Workers at architecture firm and general contractor Walker Workshop have planned and built high-end homes from Long Island to the Hollywood Hills. But planning for retirement and building savings is another story.

Like many small business, the 16-employee Los Angeles company doesn't offer a pension or 401(k) plan. Starting in January, though, workers there and at a handful of other companies will be able to start putting money away in state-sponsored retirement accounts.

They'll be early participants in CalSavers, a program that — if it overcomes a federal court challenge — could soon offer basic retirement savings accounts to millions of California workers.

Walker Workshop and about 20 other companies are signing up this week to be part of a pilot for the program, which will open to all employers in July. By 2022, state law will require California companies with as few as five employees to either sign up for CalSavers or offer their own retirement savings plans.

DeAnna DeLisle, Walker Workshop's accounting director and office manager, said "we looked at some retirement options, but they were too expensive or too complicated to administer."

CalSavers, though, is free for employers. All they have to do is help workers enroll and deduct money from their paychecks. The program is overseen by a state board and accounts are managed by Boston firm State Street Global Advisors.

But legal questions persist, especially when it comes to automatic enrollment.

The anti-tax group Howard Jarvis Taxpayers Assn. sued California Treasurer John Chiang's office over CalSavers in May, arguing that the program amounts to an employer-sponsored retirement plan.

The program was designed to offer an easy path to retirement savings for the estimated 7.5 million California workers who don't have a retirement plan through work. Workers who don't have access to employer-sponsored plans can start retirement savings accounts on their own, though few actually do so.

CalSavers is not a pension program. Rather, it's a state program that offers individual retirement accounts to workers. The accounts are not guaranteed by the state and investors may lose money.

By default, when workers enroll, they'll contribute 5 percent of their earnings to their CalSavers accounts. A worker's first $1,000 in contributions will be invested in a money-market fund with the rest invested in a target-date fund, which holds different mixes of stocks, bonds and other investments that vary based on the expected retirement date.

CalSavers account holders can choose from a menu of investment options, including a money-market fund, a bond fund, two stock funds and several target-date funds.

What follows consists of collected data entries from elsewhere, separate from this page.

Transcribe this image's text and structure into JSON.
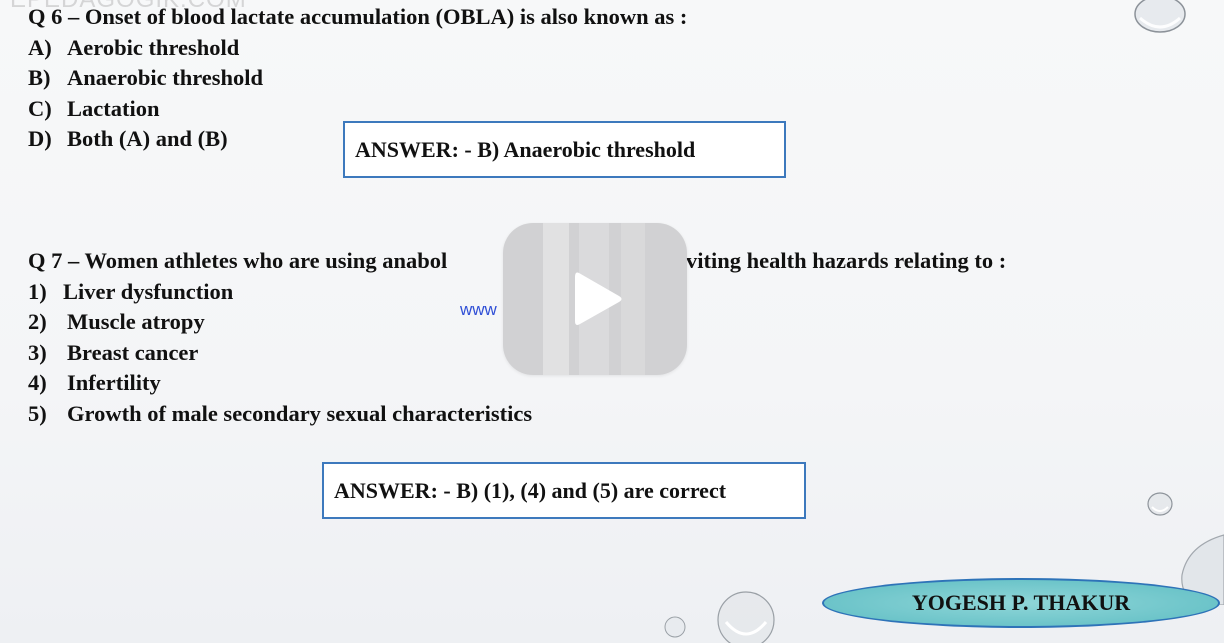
{
  "watermark": {
    "top_text": "EPEDAGOGIK.COM",
    "mid_text": "www"
  },
  "q6": {
    "question": "Q 6 – Onset of blood lactate accumulation (OBLA) is also known as :",
    "options": [
      {
        "key": "A)",
        "text": "Aerobic threshold"
      },
      {
        "key": "B)",
        "text": "Anaerobic threshold"
      },
      {
        "key": "C)",
        "text": "Lactation"
      },
      {
        "key": "D)",
        "text": "Both (A) and (B)"
      }
    ],
    "answer": "ANSWER: - B) Anaerobic threshold"
  },
  "q7": {
    "question_left": "Q 7 – Women athletes who are using anabol",
    "question_right": "viting health hazards relating to :",
    "options": [
      {
        "key": "1)",
        "text": "Liver dysfunction"
      },
      {
        "key": "2)",
        "text": "Muscle atropy"
      },
      {
        "key": "3)",
        "text": "Breast cancer"
      },
      {
        "key": "4)",
        "text": "Infertility"
      },
      {
        "key": "5)",
        "text": "Growth of male secondary sexual characteristics"
      }
    ],
    "answer": "ANSWER: - B) (1), (4) and (5) are correct"
  },
  "author": {
    "name": "YOGESH P. THAKUR"
  },
  "player": {
    "play_icon": "play-icon"
  },
  "colors": {
    "answer_border": "#3d79bd",
    "author_fill": "#6cc4c9",
    "author_border": "#2e73b8",
    "watermark_link": "#2f4fd6"
  }
}
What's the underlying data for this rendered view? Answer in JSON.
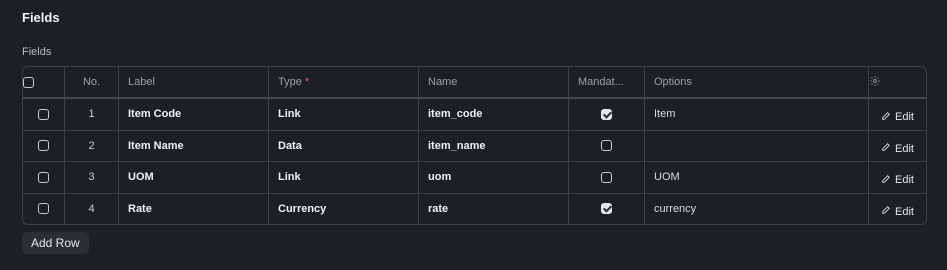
{
  "section": {
    "title": "Fields"
  },
  "table": {
    "field_label": "Fields",
    "headers": {
      "no": "No.",
      "label": "Label",
      "type": "Type",
      "type_required": "*",
      "name": "Name",
      "mandatory": "Mandat...",
      "options": "Options"
    },
    "rows": [
      {
        "no": "1",
        "label": "Item Code",
        "type": "Link",
        "name": "item_code",
        "mandatory": true,
        "options": "Item",
        "edit": "Edit"
      },
      {
        "no": "2",
        "label": "Item Name",
        "type": "Data",
        "name": "item_name",
        "mandatory": false,
        "options": "",
        "edit": "Edit"
      },
      {
        "no": "3",
        "label": "UOM",
        "type": "Link",
        "name": "uom",
        "mandatory": false,
        "options": "UOM",
        "edit": "Edit"
      },
      {
        "no": "4",
        "label": "Rate",
        "type": "Currency",
        "name": "rate",
        "mandatory": true,
        "options": "currency",
        "edit": "Edit"
      }
    ]
  },
  "actions": {
    "add_row": "Add Row"
  },
  "icons": {
    "settings": "gear-icon",
    "edit": "pencil-icon"
  }
}
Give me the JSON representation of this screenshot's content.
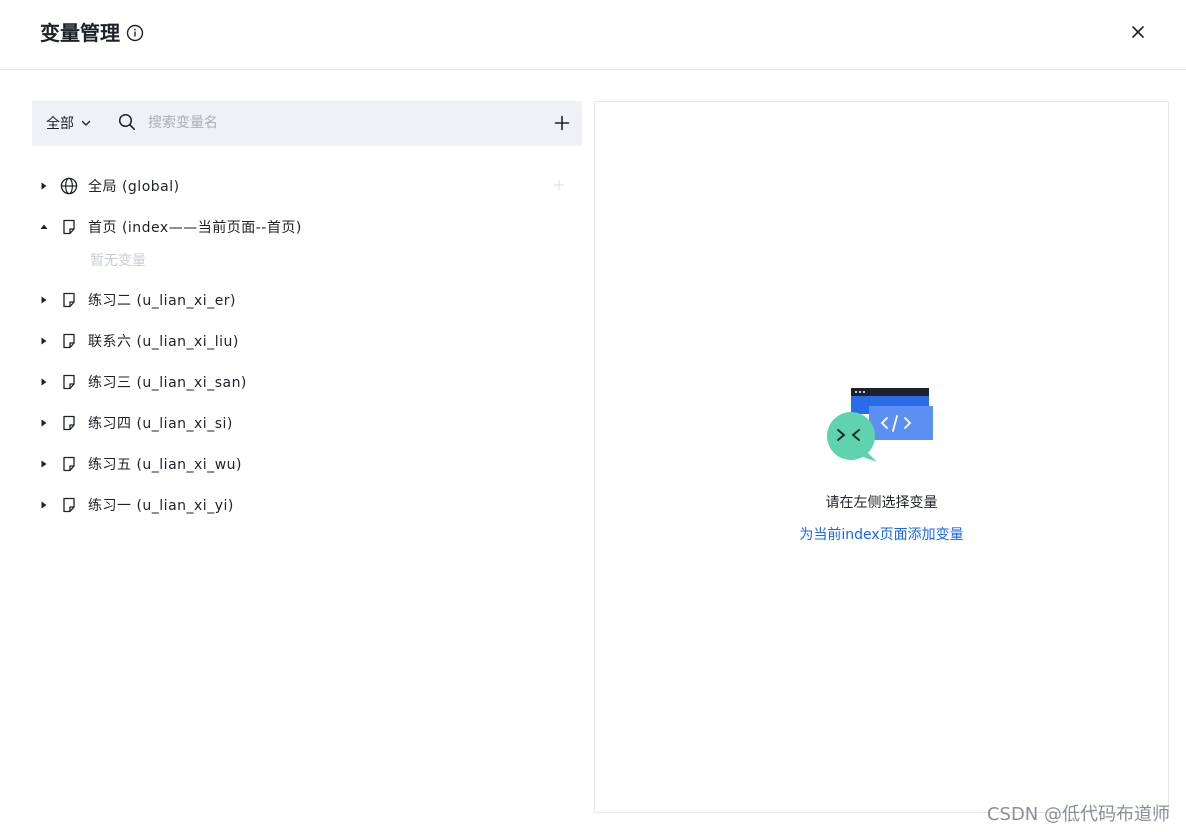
{
  "dialog": {
    "title": "变量管理",
    "close_icon": "close-icon",
    "info_icon": "info-icon"
  },
  "toolbar": {
    "scope_value": "全部",
    "search_placeholder": "搜索变量名",
    "add_icon": "plus-icon"
  },
  "tree": {
    "items": [
      {
        "label": "全局 (global)",
        "icon": "globe-icon",
        "expanded": false
      },
      {
        "label": "首页 (index——当前页面--首页)",
        "icon": "page-icon",
        "expanded": true,
        "empty_text": "暂无变量"
      },
      {
        "label": "练习二 (u_lian_xi_er)",
        "icon": "page-icon",
        "expanded": false
      },
      {
        "label": "联系六 (u_lian_xi_liu)",
        "icon": "page-icon",
        "expanded": false
      },
      {
        "label": "练习三 (u_lian_xi_san)",
        "icon": "page-icon",
        "expanded": false
      },
      {
        "label": "练习四 (u_lian_xi_si)",
        "icon": "page-icon",
        "expanded": false
      },
      {
        "label": "练习五 (u_lian_xi_wu)",
        "icon": "page-icon",
        "expanded": false
      },
      {
        "label": "练习一 (u_lian_xi_yi)",
        "icon": "page-icon",
        "expanded": false
      }
    ]
  },
  "detail": {
    "hint": "请在左侧选择变量",
    "add_link": "为当前index页面添加变量"
  },
  "watermark": "CSDN @低代码布道师",
  "colors": {
    "accent": "#1664ff",
    "toolbar_bg": "#f0f1f4",
    "border": "#e5e6eb",
    "muted_text": "#c9cdd4"
  }
}
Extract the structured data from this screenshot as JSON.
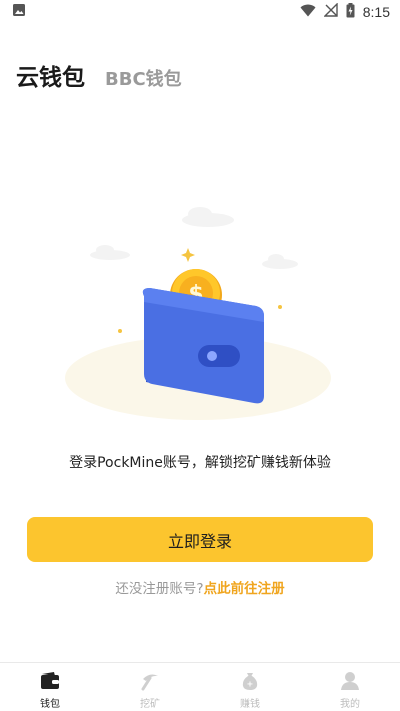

The legality of the program at first seemed secure. In 2016, the federal Department of Labor, which oversees employee retirement plans, issued a new rule saying that state-sponsored retirement savings programs would be exempt from federal retirement savings laws.

But last year, Republicans in Congress voted to scrap the new rule.

But Katie Selenski, executive director of the CalSavers program, said the Labor Department rule "was for the chambers of commerce to help them feel more confident that employers would not be subject to those rules."